The bidding was brisk and the discounts were deep at Portland’s third major real estate auction of the recession. Prudential Real Estate Investors, which has primary control of the tower, sold 47 condos in South Waterfront’s  John Ross building in less than two hours.

That was more sales than the owners had made in the previous five months. But they also came at steep discounts.

Compared with the prices at the height of the real estate boom, the auction bidders took home condos at an average 50 percent discount.

The John Ross condos were listed for an average of $711,000 during the top of the housing market. They sold Sunday for about $316,000, according to winning bids announced at the auction.

Despite the discounts, the sell-off moves the lender closer to getting the John Ross off its books and to its goal of selling out the 303-unit building by the end of 2010. The auction sales also will reduce the lender’s costs for property taxes and insurance. If all the sales close, the auction will have produced $14.8 million in sales.

“We’re pleased with how it went,” said Todd Prendergast, a principal director at Realty Trust City, the firm selling the building.

The futuristic John Ross started as one of the most promising projects during Portland’s condo craze. In 2005 when sales opened, 229 potential buyers put down deposits.

But five years, one recession and dozens of failed sales later, the building had only 224 closed sales before the auction.

The auction will provide another benchmark for how far the downtown high-rise condo market has tumbled.

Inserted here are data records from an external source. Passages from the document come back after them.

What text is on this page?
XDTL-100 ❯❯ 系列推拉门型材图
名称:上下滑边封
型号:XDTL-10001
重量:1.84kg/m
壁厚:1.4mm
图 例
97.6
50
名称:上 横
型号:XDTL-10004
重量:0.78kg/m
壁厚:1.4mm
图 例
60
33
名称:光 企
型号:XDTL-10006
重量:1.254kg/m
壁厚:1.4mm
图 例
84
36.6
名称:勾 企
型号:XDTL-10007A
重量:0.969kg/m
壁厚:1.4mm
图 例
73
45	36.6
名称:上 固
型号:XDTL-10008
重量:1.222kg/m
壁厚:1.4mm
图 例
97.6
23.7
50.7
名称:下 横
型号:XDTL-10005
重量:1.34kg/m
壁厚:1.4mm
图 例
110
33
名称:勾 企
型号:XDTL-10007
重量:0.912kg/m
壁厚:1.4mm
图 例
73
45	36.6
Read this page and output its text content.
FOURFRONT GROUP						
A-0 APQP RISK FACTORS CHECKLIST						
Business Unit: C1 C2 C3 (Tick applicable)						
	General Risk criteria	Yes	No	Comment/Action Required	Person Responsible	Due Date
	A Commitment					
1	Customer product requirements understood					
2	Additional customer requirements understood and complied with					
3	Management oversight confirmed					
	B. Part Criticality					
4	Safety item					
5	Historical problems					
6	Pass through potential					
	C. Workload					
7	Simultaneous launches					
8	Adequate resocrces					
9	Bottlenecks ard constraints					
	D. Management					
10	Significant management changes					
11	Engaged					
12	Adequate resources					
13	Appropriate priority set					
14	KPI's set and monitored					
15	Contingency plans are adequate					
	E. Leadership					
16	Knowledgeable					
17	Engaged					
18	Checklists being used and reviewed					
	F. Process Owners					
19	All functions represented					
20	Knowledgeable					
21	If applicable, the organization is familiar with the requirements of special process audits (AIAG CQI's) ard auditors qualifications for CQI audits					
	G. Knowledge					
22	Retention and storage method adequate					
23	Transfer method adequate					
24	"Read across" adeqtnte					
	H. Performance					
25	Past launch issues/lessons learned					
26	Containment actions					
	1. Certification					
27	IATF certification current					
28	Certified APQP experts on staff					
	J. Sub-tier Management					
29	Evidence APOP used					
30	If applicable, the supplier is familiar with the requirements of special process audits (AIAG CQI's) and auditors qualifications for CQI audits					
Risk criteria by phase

In the fall, the more upscale Atwater Place, across the street from the John Ross, sold condos for about $300 a square foot, on average. The John Ross units sold Sunday for about $230 a square foot.

More than 750 people turned out for the auction, filling a basement conference room and then some at the downtown Hilton. The crowd was diverse in age and ethnicity. There were flashy real estate brokers, hipsters with bike helmets and retired couples searching for a second home.

Men in suits, part of the auction crew, hustled through the aisles and cajoled bidders. They waved their arms, whooping to note a fresh bidder for the auctioneer.

The auctioneers bellowed out the deals, discounts and drama. They sold the buyers on Mount Hood views, quartz countertops and white oak floors stained in butterscotch.

“Now is the time to stop and think what you’re paying here,” the auctioneer hollered. “This is a great buy.”

On one 27th-floor unit, bidding stalled out in the $640,000 range.

“She’s saying no, but I’m asking you,” the auctioneer said, pointing to one corner of the room. “I’m not going to pay attention to her, but I’ll pay attention to you.”

He slowed the bidding to $1,000 raises.

By the time the auctioneer finished, the condo sold for nearly $670,000.

The minimum bids started as low as $110,000.

The lowest winning bid was $161,000, for a 637-square-foot studio on the 19th floor.

The highest winning bid was about $850,000, for a 3,400-square-foot penthouse.

That 30th-floor unit had been priced as high as $2.5 million, making it the biggest discount of the day, at 66 percent off.